Babymoon é uma espécie de lua de mel antes do bebê nascer
Agência Brasil
Resumo
A prática da babymoon, viagem feita durante a gestação, tem sido adotada por casais brasileiros para fortalecer a conexão do casal e proporcionar descanso emocional antes da chegada do bebê.
O segundo trimestre da gravidez, especialmente entre 18 e 24 semanas, é apontado pela ginecologista Vanessa Apfel como o período ideal para a viagem, por oferecer menor risco de complicações e maior bem-estar à gestante.
Cuidados essenciais incluem hidratação constante, roupas confortáveis, pausas para circulação, uso do cinto de segurança, cartão de pré-natal em mãos e, em caso de viagens aéreas, respeito ao limite de 36 semanas e apresentação de atestado médico.
A chegada de um novo membro na família traz alegria, mas também uma rotina intensa de preparativos.

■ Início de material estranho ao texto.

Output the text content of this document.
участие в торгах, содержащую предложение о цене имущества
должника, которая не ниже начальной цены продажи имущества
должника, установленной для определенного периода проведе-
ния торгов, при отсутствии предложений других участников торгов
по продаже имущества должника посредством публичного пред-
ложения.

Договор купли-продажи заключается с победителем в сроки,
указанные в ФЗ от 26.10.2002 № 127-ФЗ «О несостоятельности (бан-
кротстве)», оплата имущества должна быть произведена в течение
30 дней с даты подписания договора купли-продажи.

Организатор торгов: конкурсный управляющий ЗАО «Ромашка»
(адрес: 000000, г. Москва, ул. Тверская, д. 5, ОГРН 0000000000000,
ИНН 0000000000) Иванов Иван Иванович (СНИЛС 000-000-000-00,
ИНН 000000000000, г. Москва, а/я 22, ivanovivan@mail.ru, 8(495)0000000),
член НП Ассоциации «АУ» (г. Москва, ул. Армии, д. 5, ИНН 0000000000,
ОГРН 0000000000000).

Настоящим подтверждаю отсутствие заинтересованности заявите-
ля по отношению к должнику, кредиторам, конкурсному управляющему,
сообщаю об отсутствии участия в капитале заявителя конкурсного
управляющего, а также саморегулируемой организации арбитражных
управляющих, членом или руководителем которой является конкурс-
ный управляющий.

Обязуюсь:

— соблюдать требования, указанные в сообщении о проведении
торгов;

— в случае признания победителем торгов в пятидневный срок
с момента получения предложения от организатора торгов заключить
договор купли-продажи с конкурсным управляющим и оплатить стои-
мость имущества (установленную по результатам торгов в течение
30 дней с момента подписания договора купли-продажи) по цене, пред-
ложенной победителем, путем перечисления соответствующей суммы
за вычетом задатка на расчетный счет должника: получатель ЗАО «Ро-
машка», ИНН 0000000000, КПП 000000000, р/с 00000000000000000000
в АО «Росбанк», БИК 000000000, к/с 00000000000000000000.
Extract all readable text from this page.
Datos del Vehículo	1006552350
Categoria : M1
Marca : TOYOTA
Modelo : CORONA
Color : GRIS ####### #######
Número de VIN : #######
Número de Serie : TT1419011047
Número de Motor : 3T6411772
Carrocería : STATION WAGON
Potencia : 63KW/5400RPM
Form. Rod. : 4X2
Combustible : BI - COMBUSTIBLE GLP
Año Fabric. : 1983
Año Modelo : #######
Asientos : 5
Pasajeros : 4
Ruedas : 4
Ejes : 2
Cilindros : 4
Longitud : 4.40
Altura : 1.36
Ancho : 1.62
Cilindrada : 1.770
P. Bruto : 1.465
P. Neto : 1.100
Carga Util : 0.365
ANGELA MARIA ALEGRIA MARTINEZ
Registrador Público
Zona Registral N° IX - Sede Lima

Para equilibrar a ansiedade e as transformações físicas, casais brasileiros têm adotado a babymoon — uma "lua de mel" durante a gestação. Mais do que lazer, a prática busca fortalecer a conexão do casal e proporcionar descanso emocional.
Segundo a médica ginecologista Vanessa Apfel, do CEJAM, o período ideal para a viagem é o segundo trimestre. "Entre 18 e 24 semanas há menor risco de complicações. É o momento de alívio do estresse e de intimidade a dois antes da nova fase", explica. A médica ressalta cuidados essenciais: hidratação constante, uso de cinto de segurança e pausas para circulação em trajetos longos.
O momento ideal para viajar
Embora a vontade de viajar possa surgir a qualquer momento, a ciência aponta uma janela perfeita. De acordo com a ginecologista Vanessa Apfel, do CEJAM, o segundo trimestre é o "ponto ideal".
“A época recomendada é entre 18 e 24 semanas, quando o bem-estar costuma ser maior e o risco de complicações é menor em relação ao início ou ao final da gravidez”, afirma a médica.
Para quem planeja pegar a estrada ou voar, a Vanessa reforça que a segurança vem primeiro: hidratação, roupas confortáveis e o cartão de pré-natal sempre à mão são itens obrigatórios. Em voos, o limite geralmente é de 36 semanas (gestação única), mas o atestado médico é indispensável.
O fator emocional é o maior benefício. A pausa permite que o casal processe as mudanças hormonais e físicas com leveza. "É uma forma de se conectarem enquanto ainda são apenas dois", pontua a Dra. Vanessa.